…Тайс, обнаженный, красивый как статуя, сидел на подогнутых ногах.
— Ты не знаешь, Рэндо? — сказал он с лукавой улыбкой. — Кинаи хитры как бесы. Я тебе расскажу. Близость айлльу продлевает людям жизнь.
Рэндо засмеялся.
— Вот как? А я-то думал, это сказки.
— Нет! — серебряные глаза расширились. — Не сказки. Бабку Ллиаллау, полукровку, триста лет держали в наложницах в доме Кинаев. За право приникать к ее лону брат убивал брата и сын — отца. Думаешь, они шли на это ради сказки? Глава дома Кинай не умирал своей смертью, но и в восемьдесят, и в сто лет умирал молодым.
— Я теряюсь, — улыбнулся уаррец и, поднявшись, притянул Тайса к себе. — Так что же, теперь у меня в руках такое счастье?

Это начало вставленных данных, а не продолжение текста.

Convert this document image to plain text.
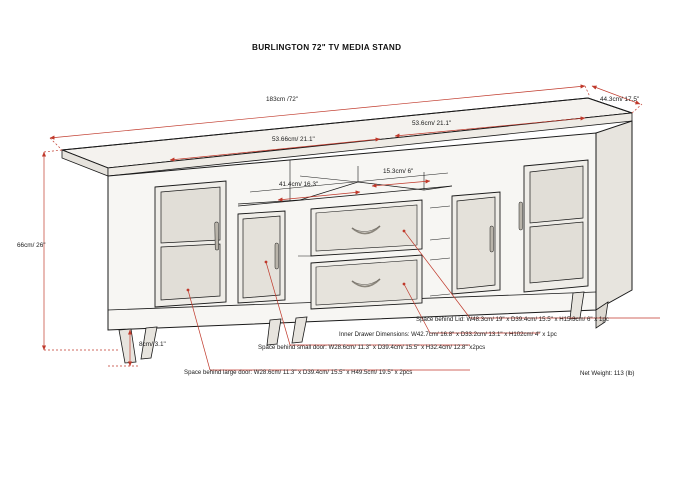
BURLINGTON 72" TV MEDIA STAND
183cm /72"	44.3cm/ 17.5"
66cm/ 26"
8cm/ 3.1"
53.66cm/ 21.1"
53.6cm/ 21.1"
41.4cm/ 16.3"
15.3cm/ 6"
Space behind Lid: W48.3cm/ 19" x D39.4cm/ 15.5" x H15.3cm/ 6" x 1pc
Inner Drawer Dimensions: W42.7cm/ 16.8" x D33.2cm/ 13.1" x H102cm/ 4" x 1pc
Space behind small door: W28.6cm/ 11.3" x D39.4cm/ 15.5" x H32.4cm/ 12.8" x2pcs
Space behind large door: W28.6cm/ 11.3" x D39.4cm/ 15.5" x H49.5cm/ 19.5" x 2pcs	Net Weight: 113 (lb)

Айлльу захихикал и прижался губами к его губам. Рэндо откинулся на спину, лаская его, потом перекатился, прижав своим весом к постели…
«Я сам не мог ответить, поверил ли я Тайсу в ту ночь, — думает губернатор, глядя на Маи; Ундори размышляет о чем-то, и сосредоточенное его лицо прекрасно. — Все это звучало так забавно и наивно. Впоследствии я и впрямь подмечал, что не чувствую хода лет. Но здесь, в глуши, мало что меняется с годами. Все мои предки жили долго и были здоровыми. Я крепок для своего возраста, но ведь это можно объяснить и проще. Маи тоже совсем не постарел. Теперь же… теперь сомнений нет. Тайс говорил правду. Что же получается? Если я последую совету Ирмерит и велению собственной души, запретив Маи опыты, приму законопроект о правах айлльу — я ничего не потеряю. Я останусь благородным в собственных глазах, в глазах Ирме, в глазах айлльу… лишу людей надежды на вечную молодость — но получу ее сам. Кровь небесная! Что за ужасный выбор. Даже если я откажусь от объятий айлльу, удалю от себя Тайса и Аяри и проживу отмеренный человеку срок жизни — что изменится? Я отниму у человечества величайший дар. Но назвать айлльу животными… назвать животным — Тайса?! Что за безумие!..»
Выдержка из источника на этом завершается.